Malaysia is building a future-ready maritime economy centered on resilient ports, diversified energy sources, digital infrastructure, secure shipping corridors, and regional cooperation, leveraging the strategic location of the Strait of Malacca, Transport Minister Anthony Loke said at the Global Maritime Economics Conference on June 23, 2026 [1]. He emphasized that about one-quarter of global trade goods and a large share of Asia’s energy imports transit the corridor each year, placing Malaysia at a key strategic position.
The government is securing long-term energy supply agreements lasting at least 20 years for oil, gas, and diesel to ensure stability in the logistics and transport sectors, Loke said [2, 3]. Prime Minister Anwar Ibrahim confirmed that Russia has pledged a long-term supply deal aligned with Malaysia’s neutral foreign policy, which seeks diplomatic engagement with major powers including Russia, the US, and China to maintain continuous energy access [2, 3].
Following the UAE’s withdrawal from OPEC on May 1, 2026, Malaysia aims to enhance cooperation with the UAE in petroleum, petrochemicals, logistics, and energy transition sectors. In 2025, crude petroleum imports from the UAE were valued at RM11.15 billion, making up 43% of total imports from the country, while downstream petroleum products accounted for RM4.23 billion or 10.4% [4, 5]. Malaysia’s crude petroleum exports to the UAE stood at RM729.82 million, with downstream products at RM88.35 million in 2025 [4, 5].
Investment, Trade and Industry Minister Datuk Seri Johari Abdul Ghani stressed that fundamentals like policy clarity and ecosystem stability drive foreign investment decisions rather than political speculations or the upcoming general election [6]. Malaysia approved investments reached RM1.7 trillion for 2021–2025, with foreign investment accounting for RM940.25 billion (54.6%) and creating an expected 825,502 jobs across 30,301 projects [6].

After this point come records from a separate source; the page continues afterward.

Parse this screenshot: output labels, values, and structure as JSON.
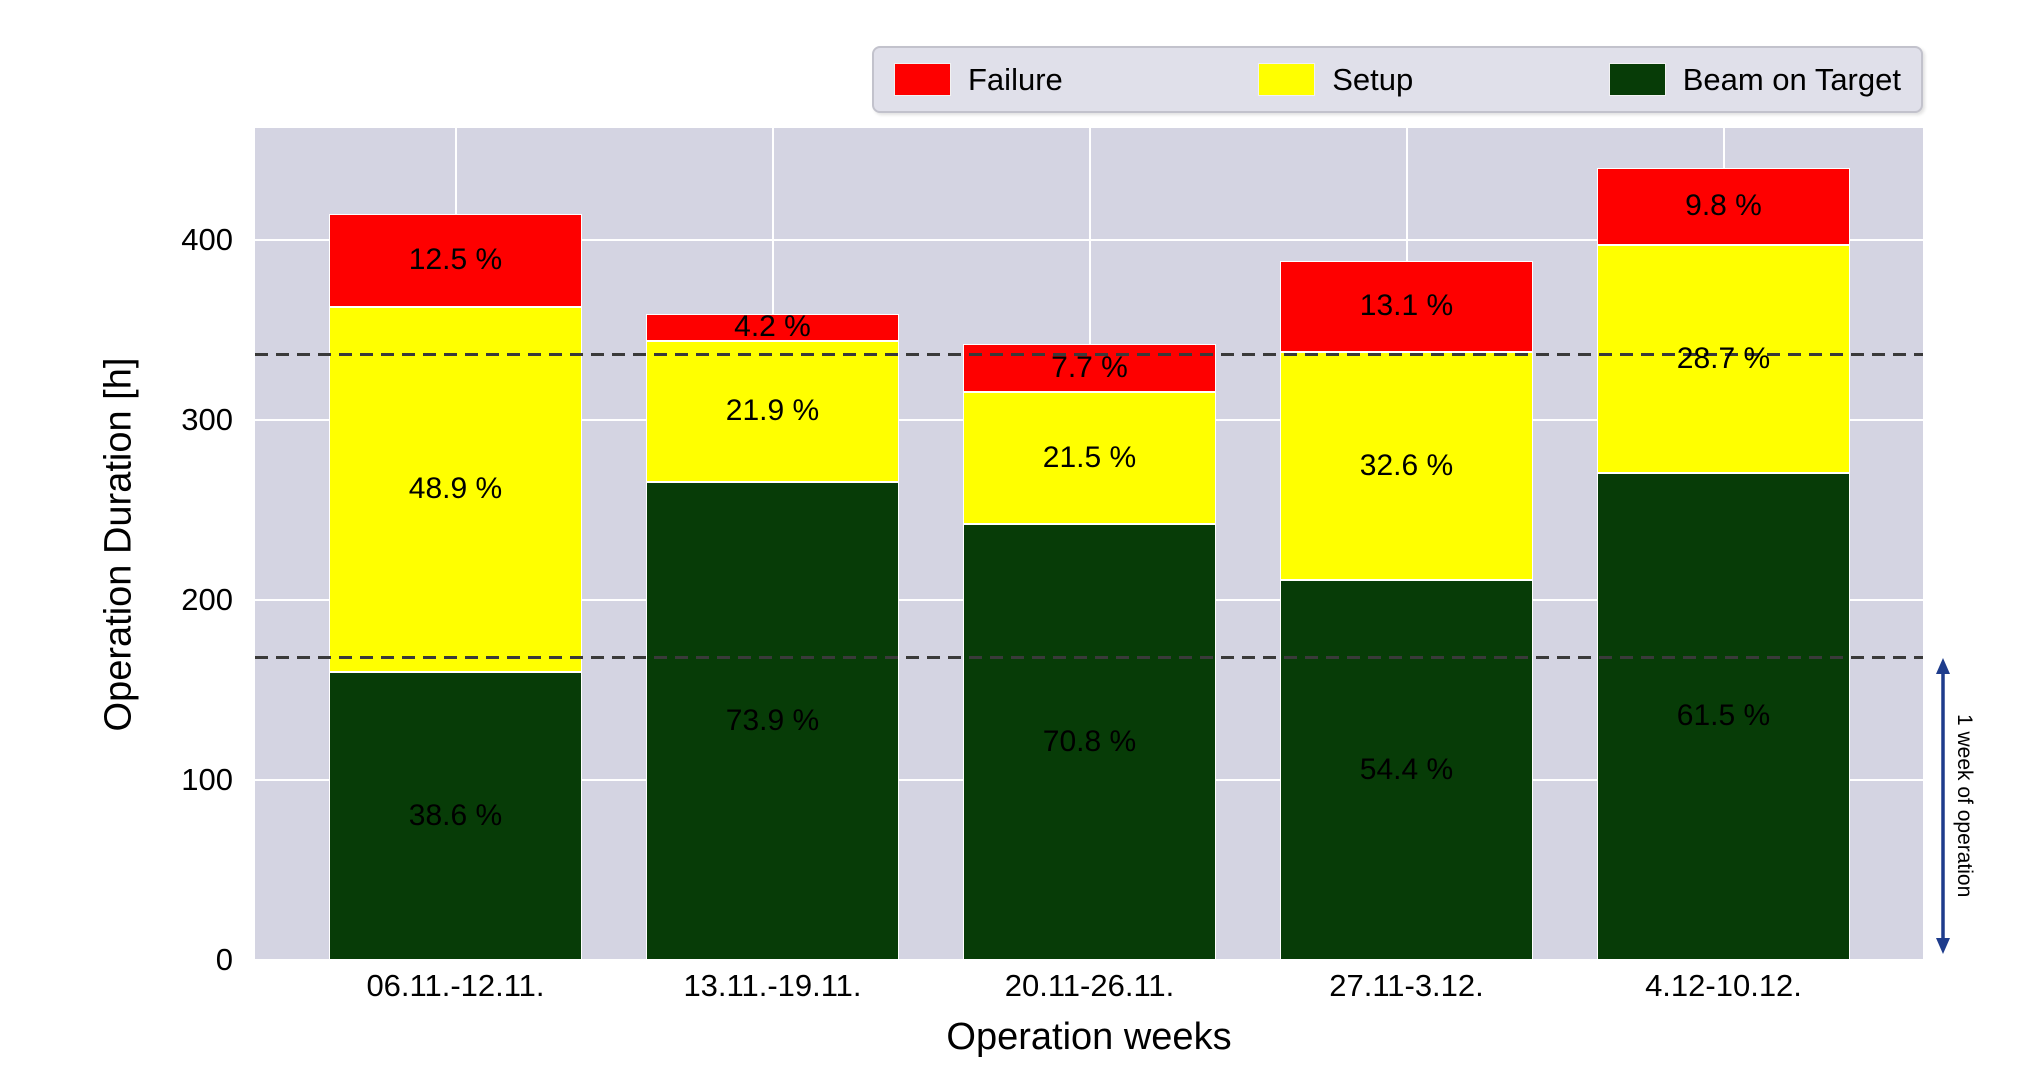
{
  "figure": {
    "background": "#ffffff",
    "plot_background": "#d4d4e2",
    "grid_color": "#ffffff"
  },
  "axes": {
    "y_title": "Operation Duration [h]",
    "x_title": "Operation weeks",
    "y_ticks": [
      0,
      100,
      200,
      300,
      400
    ],
    "ylim": [
      0,
      462
    ]
  },
  "legend": {
    "entries": [
      {
        "label": "Failure",
        "color": "#fe0000"
      },
      {
        "label": "Setup",
        "color": "#ffff00"
      },
      {
        "label": "Beam on Target",
        "color": "#073c07"
      }
    ]
  },
  "reference_lines": {
    "values_h": [
      168,
      336
    ],
    "color": "#3a3a3a",
    "style": "dashed"
  },
  "annotation": {
    "text": "1 week of operation",
    "arrow_color": "#1e3c8c",
    "span_h": [
      0,
      168
    ]
  },
  "chart_data": {
    "type": "bar",
    "stacked": true,
    "title": "",
    "xlabel": "Operation weeks",
    "ylabel": "Operation Duration [h]",
    "ylim": [
      0,
      462
    ],
    "grid": true,
    "legend_position": "top",
    "categories": [
      "06.11.-12.11.",
      "13.11.-19.11.",
      "20.11-26.11.",
      "27.11-3.12.",
      "4.12-10.12."
    ],
    "totals_h": [
      414.5,
      359.0,
      341.9,
      388.4,
      440.0
    ],
    "series": [
      {
        "name": "Beam on Target",
        "color": "#073c07",
        "values_h": [
          160.0,
          265.3,
          242.1,
          211.1,
          270.6
        ],
        "labels": [
          "38.6 %",
          "73.9 %",
          "70.8 %",
          "54.4 %",
          "61.5 %"
        ]
      },
      {
        "name": "Setup",
        "color": "#ffff00",
        "values_h": [
          202.7,
          78.6,
          73.5,
          126.5,
          126.3
        ],
        "labels": [
          "48.9 %",
          "21.9 %",
          "21.5 %",
          "32.6 %",
          "28.7 %"
        ]
      },
      {
        "name": "Failure",
        "color": "#fe0000",
        "values_h": [
          51.8,
          15.1,
          26.3,
          50.8,
          43.1
        ],
        "labels": [
          "12.5 %",
          "4.2 %",
          "7.7 %",
          "13.1 %",
          "9.8 %"
        ]
      }
    ]
  }
}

Deputy Prime Minister Datuk Seri Fadillah Yusof welcomed growing German SME investments in green technology, renewable energy, and water management that align with Malaysia’s sustainability goals [7]. Malaysia’s data centres used about 54% of their approved electricity capacity (1,102 MW of 2,050 MW) and around 51% of water capacity (28.68 million litres per day of 55.83) as of mid-2026 [8].
Loke also announced expected guidelines on Malaysia’s emerging low-altitude economy, covering drones and advanced air mobility, to be introduced by year-end 2026 to regulate safety and support sector growth [9].
Earlier concerns about higher US tariffs up to 145% on Malaysia’s exports proved unfounded after a trade deal was signed. Johari warned that without it, Malaysian products would lose competitiveness due to additional US tariffs [10]. Malaysia exported RM233 billion worth annually to the US [10].
Sabah and Sarawak require upgraded port infrastructure to fully tap export potential and attract larger shipping volumes, especially for palm oil, which Malaysia produces at 20 million metric tonnes annually and yields RM150 billion from downstream exports [11].
Universiti Sains Malaysia climbed to fifth globally in the Times Higher Education 2026 Sustainability Impact Rankings, retaining the top global rank for SDG 17 partnerships, reflecting a strong sustainability ecosystem according to its vice-chancellor, Professor Datuk Seri Dr Abdul Rahman Mohamed [12].
Malaysia’s next steps include finalizing and issuing the low-altitude economy guidelines by the end of 2026, supporting further growth in advanced mobility sectors [9].